I need some help with parsing badly designed csv (Comma-separated values) file. The file contains current meteorological data which is updated every 2.5s. Here is the structure of the file:
1.00 - Csv File Version ID (XX.XX) Floating Point
2012 - Year (yyyy format) Integer
10 - Month Integer
31 - Day Integer
10 - Hour (24-hour format) Integer
58 - Minute Integer
45 - Second Integer
2 - Wind speed 10min average (mph) Floating Point
3 - Wind speed (mph) Floating Point
103 - Wind Direction(degrees) Floating Point
48 - Inside Humidity (%) Floating Point
91 - Outside Humidity (%) Floating Point
67,5 - Inside Temperature (°F) Floating Point
36,5 - Outside Temperature (°F) Floating Point
29,867 - Barometer (in) Floating Point
35,969 - Total Rain (in) Floating Point
0,00 - Daily Rain (in) Floating Point
Here is an example of actual recording:
1.00,2012,11,3,18,36,16,3,4,281,49,74,73,1,55,5,29,890,37,055,0,00
Now I have already written parser in Java.

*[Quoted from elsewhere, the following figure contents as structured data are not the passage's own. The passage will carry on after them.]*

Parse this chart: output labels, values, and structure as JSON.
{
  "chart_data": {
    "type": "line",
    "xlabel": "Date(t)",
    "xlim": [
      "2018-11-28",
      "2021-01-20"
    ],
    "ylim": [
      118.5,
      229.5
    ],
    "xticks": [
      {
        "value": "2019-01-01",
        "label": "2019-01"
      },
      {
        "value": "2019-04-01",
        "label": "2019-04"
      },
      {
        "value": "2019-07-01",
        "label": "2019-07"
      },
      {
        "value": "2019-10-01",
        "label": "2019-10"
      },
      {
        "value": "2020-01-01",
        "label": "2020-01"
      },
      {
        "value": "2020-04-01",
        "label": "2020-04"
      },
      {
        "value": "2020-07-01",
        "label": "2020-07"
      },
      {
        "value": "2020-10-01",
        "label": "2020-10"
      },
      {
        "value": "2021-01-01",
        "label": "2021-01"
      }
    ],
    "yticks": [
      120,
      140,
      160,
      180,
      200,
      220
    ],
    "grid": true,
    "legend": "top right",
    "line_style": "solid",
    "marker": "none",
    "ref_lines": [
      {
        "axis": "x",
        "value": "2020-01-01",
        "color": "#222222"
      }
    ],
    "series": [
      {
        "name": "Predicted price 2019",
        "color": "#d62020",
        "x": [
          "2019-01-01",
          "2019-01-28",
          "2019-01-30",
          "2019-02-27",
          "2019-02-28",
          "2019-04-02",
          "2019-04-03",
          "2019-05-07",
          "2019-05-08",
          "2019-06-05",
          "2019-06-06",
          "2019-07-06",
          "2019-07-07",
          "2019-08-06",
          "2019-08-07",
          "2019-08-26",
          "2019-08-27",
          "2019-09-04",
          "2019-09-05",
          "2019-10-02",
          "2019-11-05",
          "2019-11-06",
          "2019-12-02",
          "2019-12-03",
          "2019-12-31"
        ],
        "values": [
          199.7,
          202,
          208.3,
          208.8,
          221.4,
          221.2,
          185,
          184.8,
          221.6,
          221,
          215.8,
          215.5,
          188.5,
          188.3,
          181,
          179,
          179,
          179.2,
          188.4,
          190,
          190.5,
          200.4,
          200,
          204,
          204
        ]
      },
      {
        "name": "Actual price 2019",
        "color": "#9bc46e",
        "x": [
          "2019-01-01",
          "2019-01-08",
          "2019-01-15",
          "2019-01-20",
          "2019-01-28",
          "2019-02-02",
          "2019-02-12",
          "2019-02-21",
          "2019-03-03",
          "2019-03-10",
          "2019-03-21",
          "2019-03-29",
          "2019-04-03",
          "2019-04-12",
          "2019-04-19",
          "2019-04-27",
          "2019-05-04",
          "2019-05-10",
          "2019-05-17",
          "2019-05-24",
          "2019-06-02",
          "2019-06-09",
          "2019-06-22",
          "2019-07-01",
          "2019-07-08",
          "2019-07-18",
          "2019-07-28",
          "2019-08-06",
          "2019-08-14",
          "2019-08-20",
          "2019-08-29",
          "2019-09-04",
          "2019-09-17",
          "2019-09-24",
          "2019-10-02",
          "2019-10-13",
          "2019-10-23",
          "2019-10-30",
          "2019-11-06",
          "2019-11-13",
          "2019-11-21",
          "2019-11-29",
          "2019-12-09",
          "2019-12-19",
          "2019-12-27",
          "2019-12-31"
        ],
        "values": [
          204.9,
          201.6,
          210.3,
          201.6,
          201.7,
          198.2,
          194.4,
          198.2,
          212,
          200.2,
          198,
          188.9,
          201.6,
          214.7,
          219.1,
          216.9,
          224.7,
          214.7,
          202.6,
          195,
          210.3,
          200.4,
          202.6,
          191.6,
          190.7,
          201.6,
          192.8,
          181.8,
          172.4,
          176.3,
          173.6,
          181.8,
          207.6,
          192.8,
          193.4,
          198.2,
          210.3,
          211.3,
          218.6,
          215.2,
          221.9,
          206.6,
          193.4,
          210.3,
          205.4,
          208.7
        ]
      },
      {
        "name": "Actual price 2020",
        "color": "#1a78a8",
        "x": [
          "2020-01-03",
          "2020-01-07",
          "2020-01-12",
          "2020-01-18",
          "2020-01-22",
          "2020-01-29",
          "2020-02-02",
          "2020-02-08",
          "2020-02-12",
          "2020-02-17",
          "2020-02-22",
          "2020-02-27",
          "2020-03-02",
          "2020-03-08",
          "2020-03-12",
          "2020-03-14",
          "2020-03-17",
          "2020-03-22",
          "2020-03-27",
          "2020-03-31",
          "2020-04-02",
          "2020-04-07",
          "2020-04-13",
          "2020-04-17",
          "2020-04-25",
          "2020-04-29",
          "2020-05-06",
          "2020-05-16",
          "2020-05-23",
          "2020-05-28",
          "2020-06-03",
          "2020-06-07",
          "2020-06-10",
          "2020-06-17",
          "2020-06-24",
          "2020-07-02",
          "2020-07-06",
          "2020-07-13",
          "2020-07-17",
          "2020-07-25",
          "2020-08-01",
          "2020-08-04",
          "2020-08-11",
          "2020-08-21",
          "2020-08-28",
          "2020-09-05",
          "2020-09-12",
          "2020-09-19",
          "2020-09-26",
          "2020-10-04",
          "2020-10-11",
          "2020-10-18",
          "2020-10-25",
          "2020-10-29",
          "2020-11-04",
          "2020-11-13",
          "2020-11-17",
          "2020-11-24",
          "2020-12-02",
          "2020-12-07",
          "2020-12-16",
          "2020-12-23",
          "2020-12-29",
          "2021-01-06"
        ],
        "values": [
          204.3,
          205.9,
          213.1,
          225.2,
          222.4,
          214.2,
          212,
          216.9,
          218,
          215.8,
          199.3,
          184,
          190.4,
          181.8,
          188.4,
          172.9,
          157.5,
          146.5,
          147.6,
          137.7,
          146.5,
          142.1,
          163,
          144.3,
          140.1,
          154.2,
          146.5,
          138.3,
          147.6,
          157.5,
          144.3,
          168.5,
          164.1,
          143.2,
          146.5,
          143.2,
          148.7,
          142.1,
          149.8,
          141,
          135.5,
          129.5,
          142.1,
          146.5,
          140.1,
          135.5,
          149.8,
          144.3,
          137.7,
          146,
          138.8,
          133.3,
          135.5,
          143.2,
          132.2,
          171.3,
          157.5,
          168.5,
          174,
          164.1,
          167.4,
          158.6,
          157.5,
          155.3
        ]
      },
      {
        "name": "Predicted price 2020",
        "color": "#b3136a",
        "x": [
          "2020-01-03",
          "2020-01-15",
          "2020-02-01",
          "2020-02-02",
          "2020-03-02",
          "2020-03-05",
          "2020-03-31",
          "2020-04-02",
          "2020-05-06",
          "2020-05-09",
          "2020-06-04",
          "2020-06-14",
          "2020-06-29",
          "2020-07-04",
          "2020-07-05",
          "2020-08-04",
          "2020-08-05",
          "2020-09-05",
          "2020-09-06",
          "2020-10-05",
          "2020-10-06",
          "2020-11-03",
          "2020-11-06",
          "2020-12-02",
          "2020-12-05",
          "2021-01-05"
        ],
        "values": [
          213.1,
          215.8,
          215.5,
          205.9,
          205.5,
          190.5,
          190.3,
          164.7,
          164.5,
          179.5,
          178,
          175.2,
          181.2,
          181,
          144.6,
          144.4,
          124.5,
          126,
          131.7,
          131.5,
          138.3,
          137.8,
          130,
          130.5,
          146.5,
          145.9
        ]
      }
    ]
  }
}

I am using two additional libraries:
- JodaTime 2.1
OpenCsv 2.3
// First we read file. CSVReader reader = new CSVReader(new FileReader("/VPLive/data.csv"));` List<String[]> data = reader.readAll(); reader.close(); // Actual data is in first element, which contains string array. String[] records = data.get(0); // First we parse date and time. DateTime dateTime= new DateTime(Integer.parseInt(records[1]), Integer.parseInt(records[2]), Integer.parseInt(records[3]), Integer.parseInt(records[4]), Integer.parseInt(records[5]), Integer.parseInt(records[6])); // Then we parse air temperature. double airTemperatureFahrenheit = Double.parseDouble(records[14] + "." + records[15]);
Now the problem with this approach is, that the file separates fixed value from decimal value with comma. Now this is solvable as I have shown for air temperature in code example. But get this:
When the air temperature is for example 55°F, it prints only 55. There is no decimal zero after fixed value. The same goes for wind speed. The values that can have decimal point value are:
- Wind speed 10min average
- Wind speed (mph)
- Inside Temperature (°F)
- Outside Temperature (°F)
So there are 4^2 = 16 combinations of different file structure. I am currently stuck as I do not know how to solve this problem. I am thinking about setting reference point, for example I know that barometer must be in a given interval.
Edit: I forgot to mention. The single row in data.csv is constantly being overwritten every 2.5s. So I cannot see previous values. But I do have values in archive for every 1min. But I need to read that file whenever is updated because I am implementing live functionality.